Post#60 » by Texas Chuck » Fri Oct 23, 2020 3:04 am

penbeast0 wrote:
Doctor MJ wrote:...

So anyway, this is an example of how Garnett's impact was diminished by the strategic misconceptions of the day and makes it all the more amazing you can argue he's the most impactful player we've seen this century other than LeBron.


And I would argue against you, :D

You can also make that argument for Shaq, Duncan, Kobe, Dirk, Durant, Curry, and Giannis (off the opt of my head) with varying degrees of accuracy. Unless you are talking not just impact in terms of peak performance but sustained excellence where it becomes a much more limited field.



Yeah I'm not sure why this applies uniquely to KG either. And we already knew 7 footers(even athletic ones) shooting 3's had value. Not the volume we see today, but even the main 3-pt perimeter players weren't shooting at current day volume standards for the most part.
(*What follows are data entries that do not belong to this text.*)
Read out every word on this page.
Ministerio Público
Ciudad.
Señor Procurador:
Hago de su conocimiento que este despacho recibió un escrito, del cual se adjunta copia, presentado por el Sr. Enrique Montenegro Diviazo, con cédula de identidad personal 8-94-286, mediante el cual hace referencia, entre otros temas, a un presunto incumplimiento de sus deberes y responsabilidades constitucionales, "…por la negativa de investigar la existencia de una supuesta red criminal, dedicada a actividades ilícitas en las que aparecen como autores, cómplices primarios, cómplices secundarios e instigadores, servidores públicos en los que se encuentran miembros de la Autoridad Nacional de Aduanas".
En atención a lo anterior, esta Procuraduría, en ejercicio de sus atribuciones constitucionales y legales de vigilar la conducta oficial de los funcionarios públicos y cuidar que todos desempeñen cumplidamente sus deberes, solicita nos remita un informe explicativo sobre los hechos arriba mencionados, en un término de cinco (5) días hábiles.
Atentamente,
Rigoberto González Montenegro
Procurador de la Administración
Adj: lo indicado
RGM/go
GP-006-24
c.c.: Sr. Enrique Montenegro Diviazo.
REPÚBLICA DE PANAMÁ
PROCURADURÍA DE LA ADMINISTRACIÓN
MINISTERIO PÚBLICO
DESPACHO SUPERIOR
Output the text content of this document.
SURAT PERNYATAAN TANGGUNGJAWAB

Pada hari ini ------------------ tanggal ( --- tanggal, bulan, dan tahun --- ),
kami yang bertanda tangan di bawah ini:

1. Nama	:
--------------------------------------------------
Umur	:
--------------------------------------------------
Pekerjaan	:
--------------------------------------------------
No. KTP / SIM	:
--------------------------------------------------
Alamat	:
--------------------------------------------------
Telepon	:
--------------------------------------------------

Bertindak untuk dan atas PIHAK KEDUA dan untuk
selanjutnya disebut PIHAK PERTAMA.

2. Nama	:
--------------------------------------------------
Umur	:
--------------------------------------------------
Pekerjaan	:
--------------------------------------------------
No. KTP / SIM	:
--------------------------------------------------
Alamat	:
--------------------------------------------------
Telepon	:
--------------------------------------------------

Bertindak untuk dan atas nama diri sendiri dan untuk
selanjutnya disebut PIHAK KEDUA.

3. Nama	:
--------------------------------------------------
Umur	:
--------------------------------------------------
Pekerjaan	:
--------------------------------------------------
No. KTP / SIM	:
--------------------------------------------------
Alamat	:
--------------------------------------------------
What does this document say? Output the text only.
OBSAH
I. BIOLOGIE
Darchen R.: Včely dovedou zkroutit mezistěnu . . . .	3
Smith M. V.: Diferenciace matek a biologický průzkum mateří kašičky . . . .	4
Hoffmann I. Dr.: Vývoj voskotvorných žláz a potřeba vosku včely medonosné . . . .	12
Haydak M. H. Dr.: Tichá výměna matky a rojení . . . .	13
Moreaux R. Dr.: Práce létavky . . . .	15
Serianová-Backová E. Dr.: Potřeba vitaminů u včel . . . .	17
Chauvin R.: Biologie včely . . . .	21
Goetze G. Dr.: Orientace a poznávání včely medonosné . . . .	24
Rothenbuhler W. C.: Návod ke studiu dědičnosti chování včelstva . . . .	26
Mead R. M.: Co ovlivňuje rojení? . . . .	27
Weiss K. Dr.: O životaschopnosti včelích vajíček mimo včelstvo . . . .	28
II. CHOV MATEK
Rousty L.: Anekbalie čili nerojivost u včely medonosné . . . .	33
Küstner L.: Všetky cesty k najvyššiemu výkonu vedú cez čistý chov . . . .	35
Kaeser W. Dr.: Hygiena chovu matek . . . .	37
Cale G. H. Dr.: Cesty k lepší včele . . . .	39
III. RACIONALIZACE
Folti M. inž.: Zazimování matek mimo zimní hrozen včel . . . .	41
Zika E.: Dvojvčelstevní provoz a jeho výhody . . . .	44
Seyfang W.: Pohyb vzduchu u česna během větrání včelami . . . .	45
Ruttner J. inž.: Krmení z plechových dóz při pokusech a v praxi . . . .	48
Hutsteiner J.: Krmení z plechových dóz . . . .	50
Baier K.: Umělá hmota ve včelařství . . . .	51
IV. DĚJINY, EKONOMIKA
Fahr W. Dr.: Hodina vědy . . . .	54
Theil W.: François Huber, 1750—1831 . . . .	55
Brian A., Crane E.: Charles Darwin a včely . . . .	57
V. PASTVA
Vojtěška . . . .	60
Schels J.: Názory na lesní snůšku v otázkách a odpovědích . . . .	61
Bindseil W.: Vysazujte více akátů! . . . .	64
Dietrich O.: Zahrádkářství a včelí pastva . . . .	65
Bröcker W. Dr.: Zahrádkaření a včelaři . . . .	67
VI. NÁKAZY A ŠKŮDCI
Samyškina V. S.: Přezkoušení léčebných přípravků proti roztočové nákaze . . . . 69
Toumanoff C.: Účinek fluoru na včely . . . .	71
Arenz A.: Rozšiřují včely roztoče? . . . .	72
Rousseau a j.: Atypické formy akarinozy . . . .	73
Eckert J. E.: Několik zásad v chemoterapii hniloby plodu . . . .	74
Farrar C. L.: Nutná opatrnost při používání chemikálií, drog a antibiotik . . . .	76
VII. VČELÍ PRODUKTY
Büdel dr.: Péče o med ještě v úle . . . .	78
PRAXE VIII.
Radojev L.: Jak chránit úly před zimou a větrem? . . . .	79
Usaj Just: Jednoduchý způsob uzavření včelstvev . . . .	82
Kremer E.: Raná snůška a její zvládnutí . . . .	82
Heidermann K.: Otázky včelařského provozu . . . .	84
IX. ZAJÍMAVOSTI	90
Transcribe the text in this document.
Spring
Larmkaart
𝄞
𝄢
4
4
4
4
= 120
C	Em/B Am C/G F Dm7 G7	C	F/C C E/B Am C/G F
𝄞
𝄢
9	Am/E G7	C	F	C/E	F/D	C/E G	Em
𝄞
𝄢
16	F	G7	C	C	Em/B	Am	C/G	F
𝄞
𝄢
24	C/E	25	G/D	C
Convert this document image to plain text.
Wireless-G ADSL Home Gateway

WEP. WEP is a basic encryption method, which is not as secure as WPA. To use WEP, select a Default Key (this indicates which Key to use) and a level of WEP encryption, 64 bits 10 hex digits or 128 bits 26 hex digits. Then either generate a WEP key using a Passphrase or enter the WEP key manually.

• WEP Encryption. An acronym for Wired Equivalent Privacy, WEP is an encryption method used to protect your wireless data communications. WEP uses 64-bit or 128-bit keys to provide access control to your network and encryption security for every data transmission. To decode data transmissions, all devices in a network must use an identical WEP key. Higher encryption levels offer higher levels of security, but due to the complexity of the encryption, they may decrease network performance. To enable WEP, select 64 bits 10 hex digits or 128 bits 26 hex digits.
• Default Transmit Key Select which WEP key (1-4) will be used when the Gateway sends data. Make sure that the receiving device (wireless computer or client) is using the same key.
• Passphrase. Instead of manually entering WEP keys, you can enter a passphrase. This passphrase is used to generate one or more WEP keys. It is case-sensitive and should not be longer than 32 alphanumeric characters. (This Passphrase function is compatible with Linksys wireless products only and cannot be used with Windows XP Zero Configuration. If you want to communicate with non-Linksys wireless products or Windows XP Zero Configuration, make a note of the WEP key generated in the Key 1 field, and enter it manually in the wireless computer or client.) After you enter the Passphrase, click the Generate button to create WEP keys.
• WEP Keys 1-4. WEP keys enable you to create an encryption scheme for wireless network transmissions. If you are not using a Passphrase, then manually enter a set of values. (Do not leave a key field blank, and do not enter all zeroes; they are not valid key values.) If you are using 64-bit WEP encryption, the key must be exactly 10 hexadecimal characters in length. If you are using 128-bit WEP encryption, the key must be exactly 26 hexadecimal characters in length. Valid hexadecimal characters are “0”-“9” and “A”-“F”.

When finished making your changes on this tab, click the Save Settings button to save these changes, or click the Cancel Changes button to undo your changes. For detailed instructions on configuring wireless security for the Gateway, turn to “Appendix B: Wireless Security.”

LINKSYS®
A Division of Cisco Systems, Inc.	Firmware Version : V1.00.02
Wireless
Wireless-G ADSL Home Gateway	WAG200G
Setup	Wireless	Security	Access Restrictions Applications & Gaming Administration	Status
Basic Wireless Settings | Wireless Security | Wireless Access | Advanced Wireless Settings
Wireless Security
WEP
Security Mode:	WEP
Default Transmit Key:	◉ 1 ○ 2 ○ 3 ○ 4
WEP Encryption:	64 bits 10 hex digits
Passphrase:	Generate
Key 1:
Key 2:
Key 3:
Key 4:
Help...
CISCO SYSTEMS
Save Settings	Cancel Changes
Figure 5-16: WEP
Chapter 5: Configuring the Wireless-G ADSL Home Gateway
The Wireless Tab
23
I think we have to be careful just assuming KG would be comfortable shooting 3's at volume in the upper 30's just because he was a terrific mid-range shooter. It's absolutely possible, maybe even likely but we've seen other players who could never make that transition. I also think its really vital to note that Dirk who could have shot 3's at volume at a high percentage very much did not do that. He set up at the high poss and just absolutely broke defenses doing it. I have no problem with KG operating in the mid-range. Kawhi still dominates from there in 2020.

For me what hurts KG is that he wasn't effective in the PNR either as the ballhandler or the screener. With his ability to both rim run and pop that should have been a lethal option and as we covered already in the other thread-- he played with plenty of competent PNR guards.